Si la succession ne dépasse pas un montant déterminé par le ministre de l’économie ( actuellement de 5 000 euros) l’héritier en ligne direct peut obtenir la clôture du compte du défunt et le versement des sommes correspondantes.

La simplification est opérée ici. En effet, en toutes hypothèses, l’héritier doit pouvoir justifier de sa qualité auprès de la banque.

Dès lors qu’il n’existe pas d’autre héritier et que la succession ne comporte aucun bien immobilier, l’héritier pourra obtenir la clôture du compte du défunt et le versement des sommes simplement en produisant les documents suivants :

« -son extrait d’acte de naissance ;
- un extrait d’acte de naissance du défunt et une copie intégrale de son acte de décès ;

- le cas échéant, un extrait d’acte de mariage du défunt ;

- les extraits d’actes de naissance de chaque ayant droit désigné dans l’attestation susmentionnée ;

- un certificat d’absence d’inscription de dispositions de dernières volontés. »

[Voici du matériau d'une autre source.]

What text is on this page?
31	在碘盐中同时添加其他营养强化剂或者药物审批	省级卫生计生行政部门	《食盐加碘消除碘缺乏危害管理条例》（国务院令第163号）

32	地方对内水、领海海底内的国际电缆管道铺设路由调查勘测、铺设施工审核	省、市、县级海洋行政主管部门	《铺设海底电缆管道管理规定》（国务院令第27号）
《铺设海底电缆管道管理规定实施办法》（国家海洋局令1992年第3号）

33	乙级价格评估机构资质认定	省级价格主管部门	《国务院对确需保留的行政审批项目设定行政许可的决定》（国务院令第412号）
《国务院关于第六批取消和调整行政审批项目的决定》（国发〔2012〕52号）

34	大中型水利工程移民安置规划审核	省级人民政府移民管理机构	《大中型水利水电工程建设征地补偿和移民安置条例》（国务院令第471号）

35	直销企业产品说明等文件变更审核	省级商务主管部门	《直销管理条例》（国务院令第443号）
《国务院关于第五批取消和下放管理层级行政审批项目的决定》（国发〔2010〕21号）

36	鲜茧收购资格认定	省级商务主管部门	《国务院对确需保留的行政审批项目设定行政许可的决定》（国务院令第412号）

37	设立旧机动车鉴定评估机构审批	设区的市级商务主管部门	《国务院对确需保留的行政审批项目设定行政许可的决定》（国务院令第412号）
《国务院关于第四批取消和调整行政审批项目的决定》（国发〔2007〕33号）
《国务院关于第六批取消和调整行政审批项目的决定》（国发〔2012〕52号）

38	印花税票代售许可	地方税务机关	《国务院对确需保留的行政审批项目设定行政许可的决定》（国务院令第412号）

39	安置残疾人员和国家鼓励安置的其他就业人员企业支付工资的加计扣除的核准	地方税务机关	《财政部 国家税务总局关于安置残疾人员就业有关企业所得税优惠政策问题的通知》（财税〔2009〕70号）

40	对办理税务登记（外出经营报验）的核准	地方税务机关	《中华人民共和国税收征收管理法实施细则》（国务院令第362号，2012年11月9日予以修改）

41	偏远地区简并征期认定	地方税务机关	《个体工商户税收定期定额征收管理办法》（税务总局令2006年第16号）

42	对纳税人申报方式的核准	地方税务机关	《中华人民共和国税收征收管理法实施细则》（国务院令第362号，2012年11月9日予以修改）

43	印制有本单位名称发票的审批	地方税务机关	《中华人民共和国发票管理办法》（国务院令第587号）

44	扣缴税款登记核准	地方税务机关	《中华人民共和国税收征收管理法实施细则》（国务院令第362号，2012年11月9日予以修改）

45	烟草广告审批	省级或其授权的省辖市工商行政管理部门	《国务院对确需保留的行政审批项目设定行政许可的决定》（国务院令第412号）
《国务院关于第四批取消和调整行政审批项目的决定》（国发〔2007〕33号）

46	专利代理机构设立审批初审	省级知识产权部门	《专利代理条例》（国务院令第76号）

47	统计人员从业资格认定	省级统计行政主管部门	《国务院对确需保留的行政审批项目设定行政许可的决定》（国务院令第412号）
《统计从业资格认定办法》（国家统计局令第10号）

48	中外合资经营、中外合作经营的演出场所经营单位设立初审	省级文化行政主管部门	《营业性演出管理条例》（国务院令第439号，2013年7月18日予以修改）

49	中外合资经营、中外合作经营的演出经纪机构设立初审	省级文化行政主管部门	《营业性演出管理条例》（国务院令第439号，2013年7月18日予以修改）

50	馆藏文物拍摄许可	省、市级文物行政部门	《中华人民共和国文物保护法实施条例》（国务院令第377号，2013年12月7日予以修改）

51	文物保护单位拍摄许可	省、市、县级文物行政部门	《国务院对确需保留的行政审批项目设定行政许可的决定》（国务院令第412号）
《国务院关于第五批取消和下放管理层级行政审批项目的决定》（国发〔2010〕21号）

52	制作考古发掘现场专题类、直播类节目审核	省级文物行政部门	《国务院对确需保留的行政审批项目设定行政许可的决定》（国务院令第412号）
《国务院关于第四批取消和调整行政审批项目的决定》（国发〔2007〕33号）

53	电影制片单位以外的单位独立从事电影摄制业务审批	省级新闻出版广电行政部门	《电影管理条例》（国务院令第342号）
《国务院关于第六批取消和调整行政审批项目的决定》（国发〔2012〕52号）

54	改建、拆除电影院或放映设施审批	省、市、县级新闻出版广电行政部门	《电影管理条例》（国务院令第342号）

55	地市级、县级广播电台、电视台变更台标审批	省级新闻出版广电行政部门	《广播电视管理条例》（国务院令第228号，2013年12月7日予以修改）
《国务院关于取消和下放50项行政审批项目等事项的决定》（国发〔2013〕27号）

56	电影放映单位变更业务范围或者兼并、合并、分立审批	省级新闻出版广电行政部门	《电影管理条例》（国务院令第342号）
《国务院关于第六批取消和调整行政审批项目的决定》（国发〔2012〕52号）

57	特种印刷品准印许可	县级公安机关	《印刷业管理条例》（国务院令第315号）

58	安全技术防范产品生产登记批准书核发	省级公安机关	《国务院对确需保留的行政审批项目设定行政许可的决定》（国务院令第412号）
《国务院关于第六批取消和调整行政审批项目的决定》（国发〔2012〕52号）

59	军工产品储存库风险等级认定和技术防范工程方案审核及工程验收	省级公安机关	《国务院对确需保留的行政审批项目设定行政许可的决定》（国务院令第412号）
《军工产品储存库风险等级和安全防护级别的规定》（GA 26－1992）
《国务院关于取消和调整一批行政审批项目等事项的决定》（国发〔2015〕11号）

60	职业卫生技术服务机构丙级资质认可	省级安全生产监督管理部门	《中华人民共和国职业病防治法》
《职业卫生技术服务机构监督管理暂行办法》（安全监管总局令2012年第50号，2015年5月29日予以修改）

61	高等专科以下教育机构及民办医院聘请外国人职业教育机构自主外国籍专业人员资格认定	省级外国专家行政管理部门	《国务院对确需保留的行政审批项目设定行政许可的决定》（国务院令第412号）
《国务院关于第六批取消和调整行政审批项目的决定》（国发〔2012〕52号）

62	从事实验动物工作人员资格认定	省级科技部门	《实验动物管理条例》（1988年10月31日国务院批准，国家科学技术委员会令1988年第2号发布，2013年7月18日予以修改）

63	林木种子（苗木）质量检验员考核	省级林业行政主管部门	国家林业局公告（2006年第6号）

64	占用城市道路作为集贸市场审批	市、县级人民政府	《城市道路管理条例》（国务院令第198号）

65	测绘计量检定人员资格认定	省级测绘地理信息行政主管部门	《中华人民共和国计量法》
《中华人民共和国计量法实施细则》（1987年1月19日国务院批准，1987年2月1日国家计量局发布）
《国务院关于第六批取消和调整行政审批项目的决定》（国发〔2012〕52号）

B. Extension du droit d’attribution préférentielle.

Auparavant le droit d’attribution préférentielle, constituait le droit pour tout conjoint ou copropriétaire du défunt d’obtenir selon les cas l’attribution du local d’habitation ou à usage professionnel sous certaines conditions notamment que l’héritier y est résidé ou exerce sa profession au moment du décès.

La loi procède à une extension du droit d’attribution préférentielle à la voiture du défunt à la condition que celle-ci soit nécessaire à la « vie courante » de l’héritiers.

Ainsi, la loi de simplification du 16 février 2015 procède à des modifications législatives qui, bien que marginales, n’en sont pas moins opportunes. Parmi les modifications, la plus significative est l’ouverture du testament authentique aux personnes non-francophones, sourdes ou muettes. C’est donc la fin d’une inégalité qui ne trouvait aucune justification légale. Pour autant, quelques questions restent ouvertes, notamment celle de savoir le degré de compétence nécessaire pour le notaire ou le témoin afin de pouvoir valablement interpréter une langue étrangère ou à défaut la langage des signes.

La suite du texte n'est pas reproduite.